Istanbul’s castles, towers and columns
Anadoluhisari (Anatolian Fortress)
A 14th century relic of the Ottoman's first attempt to conquer Istanbul, Anatolia Fortress is located on the Asian shore at the narrowest point of the Bosphorus. Sultan Yildirim Bayezit built this fortress in 1393 on the ruins of a Byzantine temple dedicated to Zeus. It's much smaller in size when you compare with Rumelihisar on the European side of Istanbul.
Rumelihisari (Rumeli Fortress)
Sultan Mehmet the Conqueror built Rumeli Fortress in four months only and directly opposite to Anadoluhisari in 1452 in preparation for the final attack on Constantinople (Istanbul), which led to the downfall of the Byzantine Empire. Today, the fortress hosts many concerts and dramatic performances in its amphitheatre usually during the summer months. The fort is open to the public as a museum as well (except on Wednesdays).
Galata Kulesi (Galata Tower)
A 55 meter tower providing a panoramic view of the old town, Galata Kulesi was built by the Genoese as part of the wall surrounding their district of Galata directly opposite Byzantium (Constantinopolis). It was used for the surveillance of the Harbor in the Golden Horn. After the conquest of Constantinople by Mehmet II it served to detect fires in the city. The tower now houses a restaurant and a night club.
Kiz Kulesi (Leander's Tower - Maiden Tower)
A 12th century stone tower erected on a rock at the entrance of the Bosphorus by Byzantine Emperor Manuel Komnenos. This tower, which has served as a prison and a lighthouse, became the source of many legends in ancient days. It's now open to the public as a cafeteria & elegant restaurant which hosts concerts and meetings as well. Transportation to the Tower is made by private shuttle boats from both shores of the Bosphorus.
Yedikule Hisari (Seven Towers dungeons)
This seven towered fortress was built in the time of Sultan Fatih Mehmet to protect the treasury. In Murat III's reign, the treasury protected at Yedikule was relocated to the Topkapi Palace and Yedikule began to be used as a dungeon. The place of imprisonment of many foreign ambassadors and Ottoman statesman, as well as a place of execution for some, the fortress was last used as a prison in 1831. It than became a dwelling for the lions of Topkapi Palace, and later gunpowder manufacturing place. Today the fortress is a museum, also hosting open air concerts in its inner courtyard during the summer months.

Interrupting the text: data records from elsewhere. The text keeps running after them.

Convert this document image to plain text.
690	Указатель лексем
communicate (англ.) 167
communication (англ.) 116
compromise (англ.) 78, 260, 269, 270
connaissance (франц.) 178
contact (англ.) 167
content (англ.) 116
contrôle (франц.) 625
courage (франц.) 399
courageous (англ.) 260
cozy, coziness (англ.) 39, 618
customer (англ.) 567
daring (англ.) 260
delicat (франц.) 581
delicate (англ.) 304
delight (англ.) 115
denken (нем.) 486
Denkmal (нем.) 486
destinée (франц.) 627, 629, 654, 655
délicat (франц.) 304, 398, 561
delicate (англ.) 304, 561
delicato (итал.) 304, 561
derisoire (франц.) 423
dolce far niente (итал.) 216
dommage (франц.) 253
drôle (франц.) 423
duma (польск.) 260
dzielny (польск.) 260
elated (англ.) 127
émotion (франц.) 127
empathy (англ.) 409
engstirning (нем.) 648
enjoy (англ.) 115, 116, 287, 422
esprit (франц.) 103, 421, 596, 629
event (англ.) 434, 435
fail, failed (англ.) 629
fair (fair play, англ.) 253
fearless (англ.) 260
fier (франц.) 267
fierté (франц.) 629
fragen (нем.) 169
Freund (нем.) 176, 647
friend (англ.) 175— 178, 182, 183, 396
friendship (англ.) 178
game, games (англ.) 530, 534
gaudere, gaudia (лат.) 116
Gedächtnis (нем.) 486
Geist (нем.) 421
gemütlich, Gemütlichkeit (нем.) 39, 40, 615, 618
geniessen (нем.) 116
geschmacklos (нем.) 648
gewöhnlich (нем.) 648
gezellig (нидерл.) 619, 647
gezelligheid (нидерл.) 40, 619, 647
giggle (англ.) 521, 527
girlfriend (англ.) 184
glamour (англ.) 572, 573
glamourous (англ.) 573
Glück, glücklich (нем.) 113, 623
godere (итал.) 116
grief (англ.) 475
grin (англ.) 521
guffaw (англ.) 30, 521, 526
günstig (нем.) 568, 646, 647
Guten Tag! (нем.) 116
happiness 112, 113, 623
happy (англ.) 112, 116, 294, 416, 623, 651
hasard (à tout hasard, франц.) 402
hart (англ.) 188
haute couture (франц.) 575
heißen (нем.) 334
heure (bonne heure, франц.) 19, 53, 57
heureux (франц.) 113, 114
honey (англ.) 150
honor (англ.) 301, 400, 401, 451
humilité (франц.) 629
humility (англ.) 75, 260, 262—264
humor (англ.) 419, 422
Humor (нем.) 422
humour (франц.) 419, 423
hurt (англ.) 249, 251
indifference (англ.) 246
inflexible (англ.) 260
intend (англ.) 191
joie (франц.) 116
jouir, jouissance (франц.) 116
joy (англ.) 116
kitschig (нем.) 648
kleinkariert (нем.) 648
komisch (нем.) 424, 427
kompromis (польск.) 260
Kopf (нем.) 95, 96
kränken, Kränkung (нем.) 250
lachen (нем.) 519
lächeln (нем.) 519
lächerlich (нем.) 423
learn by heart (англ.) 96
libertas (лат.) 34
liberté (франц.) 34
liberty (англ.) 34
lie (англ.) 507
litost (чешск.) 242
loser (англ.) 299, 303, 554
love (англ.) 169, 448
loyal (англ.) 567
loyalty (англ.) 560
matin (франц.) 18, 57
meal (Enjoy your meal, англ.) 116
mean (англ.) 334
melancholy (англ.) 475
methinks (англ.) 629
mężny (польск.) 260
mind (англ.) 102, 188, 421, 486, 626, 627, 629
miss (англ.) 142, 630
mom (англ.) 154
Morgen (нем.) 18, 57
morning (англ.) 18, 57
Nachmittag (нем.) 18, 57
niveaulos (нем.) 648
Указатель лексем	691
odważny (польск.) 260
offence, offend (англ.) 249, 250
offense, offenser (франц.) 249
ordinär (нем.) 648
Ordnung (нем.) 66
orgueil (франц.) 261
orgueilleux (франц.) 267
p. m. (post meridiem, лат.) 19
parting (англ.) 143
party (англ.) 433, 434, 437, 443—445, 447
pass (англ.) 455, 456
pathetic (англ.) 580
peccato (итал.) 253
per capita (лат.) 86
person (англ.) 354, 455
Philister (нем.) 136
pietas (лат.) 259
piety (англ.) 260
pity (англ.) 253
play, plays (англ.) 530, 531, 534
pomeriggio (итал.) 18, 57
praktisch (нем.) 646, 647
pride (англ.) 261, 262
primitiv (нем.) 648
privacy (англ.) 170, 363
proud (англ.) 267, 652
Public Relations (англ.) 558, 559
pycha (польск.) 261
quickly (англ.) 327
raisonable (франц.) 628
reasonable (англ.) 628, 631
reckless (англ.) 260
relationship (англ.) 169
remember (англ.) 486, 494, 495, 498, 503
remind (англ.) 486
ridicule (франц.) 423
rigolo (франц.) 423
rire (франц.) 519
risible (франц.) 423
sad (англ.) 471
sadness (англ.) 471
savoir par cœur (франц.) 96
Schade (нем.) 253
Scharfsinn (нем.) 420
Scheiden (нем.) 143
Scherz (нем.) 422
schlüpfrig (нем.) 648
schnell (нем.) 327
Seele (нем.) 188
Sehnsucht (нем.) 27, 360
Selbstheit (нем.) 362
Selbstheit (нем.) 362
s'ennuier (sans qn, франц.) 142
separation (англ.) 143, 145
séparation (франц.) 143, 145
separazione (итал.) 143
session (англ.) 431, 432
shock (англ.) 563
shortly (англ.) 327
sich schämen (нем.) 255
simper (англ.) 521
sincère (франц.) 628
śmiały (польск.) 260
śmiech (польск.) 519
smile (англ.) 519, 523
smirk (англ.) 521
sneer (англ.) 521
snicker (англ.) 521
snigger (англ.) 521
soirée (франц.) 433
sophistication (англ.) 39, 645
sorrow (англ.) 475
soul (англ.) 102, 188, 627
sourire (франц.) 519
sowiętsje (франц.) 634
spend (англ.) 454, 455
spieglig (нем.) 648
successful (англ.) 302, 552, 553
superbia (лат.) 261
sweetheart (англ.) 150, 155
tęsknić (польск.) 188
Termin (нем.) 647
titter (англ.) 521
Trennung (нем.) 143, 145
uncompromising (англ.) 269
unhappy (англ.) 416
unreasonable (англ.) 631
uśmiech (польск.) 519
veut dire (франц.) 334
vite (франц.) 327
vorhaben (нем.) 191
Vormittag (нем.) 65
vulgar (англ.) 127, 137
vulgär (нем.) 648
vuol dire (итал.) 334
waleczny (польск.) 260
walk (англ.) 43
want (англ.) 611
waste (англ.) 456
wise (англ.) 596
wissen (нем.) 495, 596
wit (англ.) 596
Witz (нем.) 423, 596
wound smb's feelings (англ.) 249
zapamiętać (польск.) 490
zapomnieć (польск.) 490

Beyazit Kulesi (Fire Tower)
It was built by architect Senekerim Kalfa of the Balyan family in 1828 under the reign of Mahmud II. The tower is 85 meters in height and has four floors, 180 steps staircase to the top. It was built over the Golden Horn to detect fires in Istanbul, baskets during the day and large red, green and white lanterns in the evenings were hung on the tower to indicate that there was a fire in the city. It's still used for the same purpose today. Unfortunately it's close to the public at the moment, and stands in the grounds of University of Istanbul.
Dikilitas (The Obelisk)
It was originally erected in the 16th century B.C. by the Pharaon Tutmois III in honor of the God of Sun Amon Ra in the city of Teb, Egypt, in front of the temple of Luxor. Brought to Istanbul by emperor Theodosius I in 390 A.D. for the decoration of the ancient Hippodrome. The approximately 19 meter high obelisk is covered on all four sides with hieroglyphic pictograms and stands on a marble base with many friezes depicting the Emperor and his family in the Hippodrome.